Advancing Hybrid Vehicle Energy Systems: Integration of Supercapacitors for Enhanced Performance and Efficiency

Abstract

As countries around the world look for ways to transition away from carbon-based energy and carbon vehicles, the global automotive industry responds with new developments and trends that are changing the face of transportation as we know it. One new approach being explored to reduce carbon footprint and fossil fuel reliance is the hybrid, which integrates traditional internal combustion engine systems with electric propulsion. Nevertheless, these machines can no longer escape the issues of energy management under fast acceleration and regenerative brake actions.
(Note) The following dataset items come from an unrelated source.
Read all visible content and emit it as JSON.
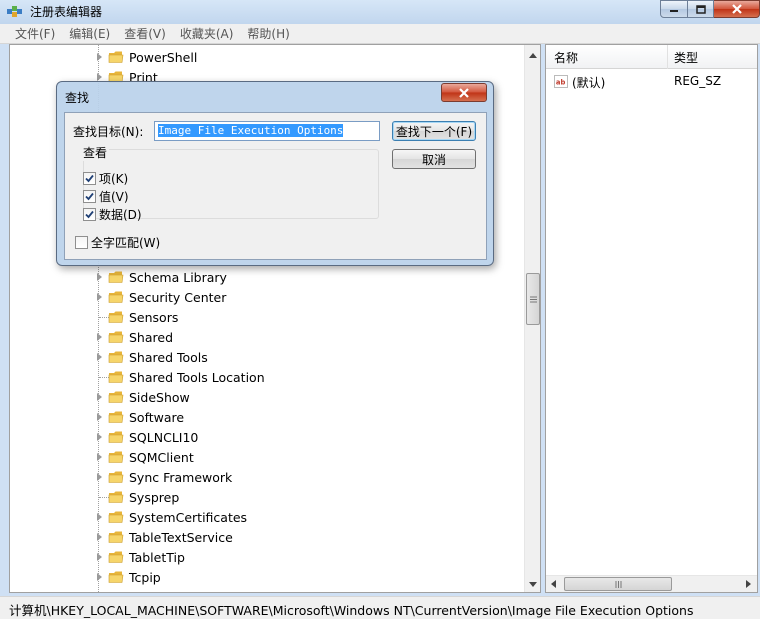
{
  "window": {
    "title": "注册表编辑器",
    "min_label": "minimize",
    "max_label": "maximize",
    "close_label": "close"
  },
  "menubar": {
    "items": [
      "文件(F)",
      "编辑(E)",
      "查看(V)",
      "收藏夹(A)",
      "帮助(H)"
    ]
  },
  "tree": {
    "rows": [
      {
        "label": "PowerShell",
        "expandable": true
      },
      {
        "label": "Print",
        "expandable": true
      },
      {
        "label": "Schema Library",
        "expandable": true
      },
      {
        "label": "Security Center",
        "expandable": true
      },
      {
        "label": "Sensors",
        "expandable": false
      },
      {
        "label": "Shared",
        "expandable": true
      },
      {
        "label": "Shared Tools",
        "expandable": true
      },
      {
        "label": "Shared Tools Location",
        "expandable": false
      },
      {
        "label": "SideShow",
        "expandable": true
      },
      {
        "label": "Software",
        "expandable": true
      },
      {
        "label": "SQLNCLI10",
        "expandable": true
      },
      {
        "label": "SQMClient",
        "expandable": true
      },
      {
        "label": "Sync Framework",
        "expandable": true
      },
      {
        "label": "Sysprep",
        "expandable": false
      },
      {
        "label": "SystemCertificates",
        "expandable": true
      },
      {
        "label": "TableTextService",
        "expandable": true
      },
      {
        "label": "TabletTip",
        "expandable": true
      },
      {
        "label": "Tcpip",
        "expandable": true
      }
    ]
  },
  "list": {
    "col_name": "名称",
    "col_type": "类型",
    "rows": [
      {
        "name": "(默认)",
        "type": "REG_SZ",
        "icon": "string-value-icon"
      }
    ]
  },
  "statusbar": {
    "path": "计算机\\HKEY_LOCAL_MACHINE\\SOFTWARE\\Microsoft\\Windows NT\\CurrentVersion\\Image File Execution Options"
  },
  "find_dialog": {
    "title": "查找",
    "find_label": "查找目标(N):",
    "find_value": "Image File Execution Options",
    "find_next_label": "查找下一个(F)",
    "cancel_label": "取消",
    "look_at_label": "查看",
    "opt_keys": "项(K)",
    "opt_values": "值(V)",
    "opt_data": "数据(D)",
    "opt_keys_checked": true,
    "opt_values_checked": true,
    "opt_data_checked": true,
    "match_whole_label": "全字匹配(W)",
    "match_whole_checked": false
  },
  "colors": {
    "accent": "#3399ff",
    "folder": "#f2c94c"
  }
}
However, hybrid vehicle systems will need assistive dealing with these constraints techniques, the way to address the questions is to perform an extensive review associated with the main body of knowledge in line with the application of these components. The “Hybrid Vehicle Supercapacitor” system uses the complementary characteristics of a conventional battery and a supercapacitor to arrive at a balanced energy storage solution. By utilizing supercapacitors' high-power density and rapid charge-discharge capabilities alongside the energy storage capacity of conventional batteries, the system optimizes energy capture during braking and energy delivery during acceleration. This integration is facilitated through an intelligent control system based on Arduino Nano microcontroller technology, enabling real-time monitoring and adaptive management of energy flow between components. The paper discusses the system architecture, component selection, implementation methodology, performance evaluation, and future development prospects. The findings demonstrate that this hybridized energy storage approach significantly improves vehicle performance, extends battery lifespan, reduces energy losses, and contributes to greater environmental sustainability in the automotive sector.